La premier scénario, celui d’un achat sur étagère, enterrerait pour longtemps toute volonté de souveraineté européenne en la matière. Il a néanmoins le mérite d’assurer la livraison d’un système certifié et éprouvé en temps et en heure, et pour une enveloppe budgétaire potentiellement diminuée de moitié. Pour GA-ASI, cette offre reposera en priorité sur le MQ-9B SkyGuardian, successeur naturel du Reaper. Sélectionné par le Royaume-Uni, la Belgique et, la semaine dernière par l’Australie, le SkyGuardian est similaire au Reaper mais présente une autonomie plus que doublée grâce au développement de nouvelles ailes. En comparaison, l’Eurodrone tel qu’il est maintenant spécifié serait plus large, deux fois plus lourd et deux fois moins endurant, pour une capacité d’emport et une vitesse maximale presque identiques. Il serait finalement deux fois moins cher. Malgré la perte d’autonomie stratégique qui en résultera, la DGA conservera néanmoins la possibilité d’y intégrer une poignée de capteurs « Made in France » au travers du futur « NATO pod » sur lequel planche GA-ASI en partenariat avec une société espagnole.

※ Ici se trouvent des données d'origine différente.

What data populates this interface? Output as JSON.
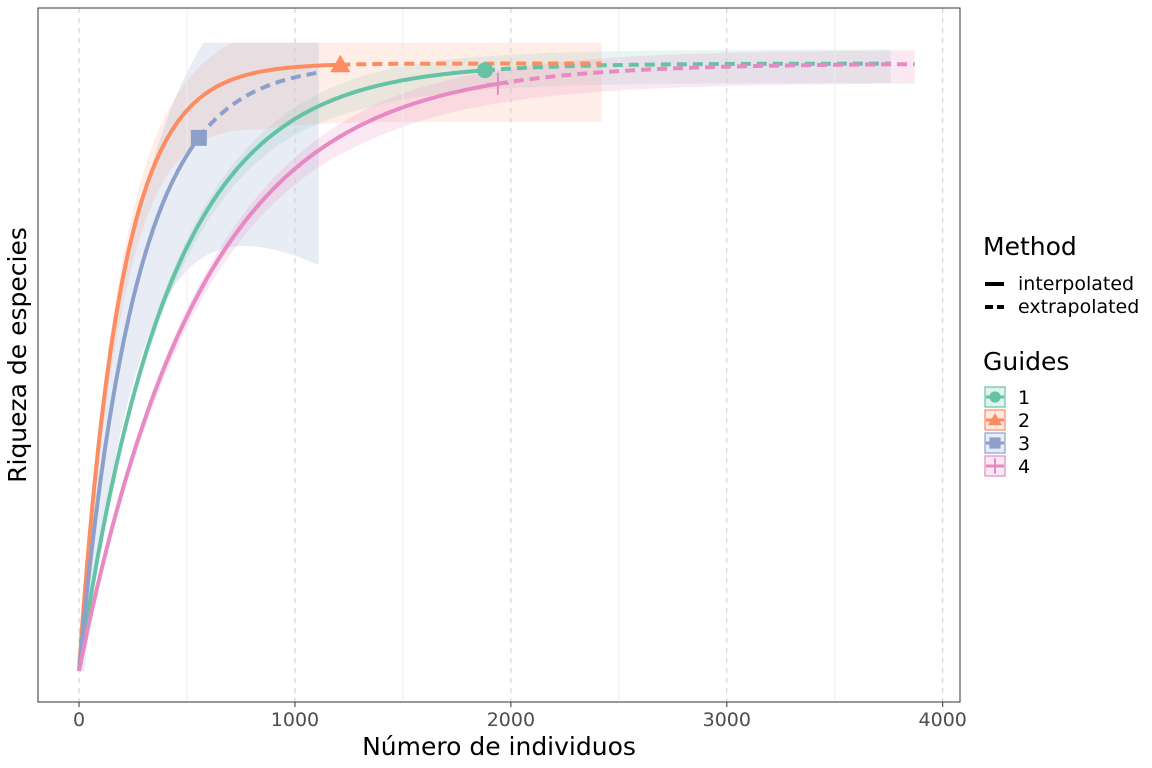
{
  "chart_data": {
    "type": "line",
    "xlabel": "Número de individuos",
    "ylabel": "Riqueza de especies",
    "xlim": [
      -190,
      4080
    ],
    "x_ticks": [
      0,
      1000,
      2000,
      3000,
      4000
    ],
    "x_tick_labels": [
      "0",
      "1000",
      "2000",
      "3000",
      "4000"
    ],
    "y_ticks_shown": false,
    "grid": "vertical dashed major, vertical minor",
    "legend_position": "right",
    "legend": {
      "method_title": "Method",
      "methods": [
        "interpolated",
        "extrapolated"
      ],
      "group_title": "Guides",
      "groups": [
        "1",
        "2",
        "3",
        "4"
      ]
    },
    "series": [
      {
        "name": "1",
        "color": "#66c2a5",
        "marker": "circle",
        "observed_n": 1880,
        "extrapolated_to": 3760,
        "asymptote_fraction": 0.92,
        "rate": 4.5,
        "band_fraction": 0.02,
        "band_alpha": 0.15
      },
      {
        "name": "2",
        "color": "#fc8d62",
        "marker": "triangle",
        "observed_n": 1210,
        "extrapolated_to": 2420,
        "asymptote_fraction": 0.92,
        "rate": 6.2,
        "band_fraction": 0.06,
        "band_alpha": 0.15
      },
      {
        "name": "3",
        "color": "#8da0cb",
        "marker": "square",
        "observed_n": 555,
        "extrapolated_to": 1110,
        "asymptote_fraction": 0.92,
        "rate": 2.1,
        "band_fraction": 0.09,
        "band_alpha": 0.2
      },
      {
        "name": "4",
        "color": "#e78ac3",
        "marker": "cross",
        "observed_n": 1940,
        "extrapolated_to": 3870,
        "asymptote_fraction": 0.92,
        "rate": 3.4,
        "band_fraction": 0.02,
        "band_alpha": 0.2
      }
    ]
  }
}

Adapté à la famille des drones MQ-9, ce pod devrait être disponible à l’horizon 2021.

 

La seconde solution est celle d’une plateforme également achetée sur étagère, mais cette fois « vidée » de ses capteurs, systèmes de mission, armements et liaisons de données. Un appareil que GA-ASI a d’ores et déjà baptisé « EuroGuardian ». Celui-ci permettrait à l’utilisateur de venir y intégrer ses propres systèmes et donc de garder la mainmise sur la majeure partie des capacités opérationnelles du drone tout en développant la BITD nationale. Certes, ce schéma ne confèrera pas une souveraineté totale à la France, du moins en ce qui concerne la plateforme. Il n’en reste pas moins que cette option respecte visiblement les préceptes établis en 2017 par la Revue stratégique de défense et de sécurité nationale. Il n’était alors pas question de développer une autonomie pleine et entière dans le domaine des plateformes aériennes, que celles-ci opèrent en milieux permissifs ou non. Au contraire, le document stipulait que, si la coopération devait prévaloir, « la préférence européenne est recherchée, sans pour autant exclure des partenaires de confiance hors Europe ».

 

Qu’il s’agisse d’un achat sur étagère, de l’EuroGuardian ou de tout autre plan de secours, « la faisabilité d’une telle solution de repli resterait évidemment encore à expertiser. Mais la question du prix se pose aujourd’hui de façon aigüe. Il reste quelques semaines aux industriels et à la DGA pour se mettre d’accord. Il faut souhaiter que ce dossier puisse évoluer de façon favorable, car rappelons que l’Eurodrone devrait être une des composantes du SCAF, » pointe le sénateur Cédric Perrin.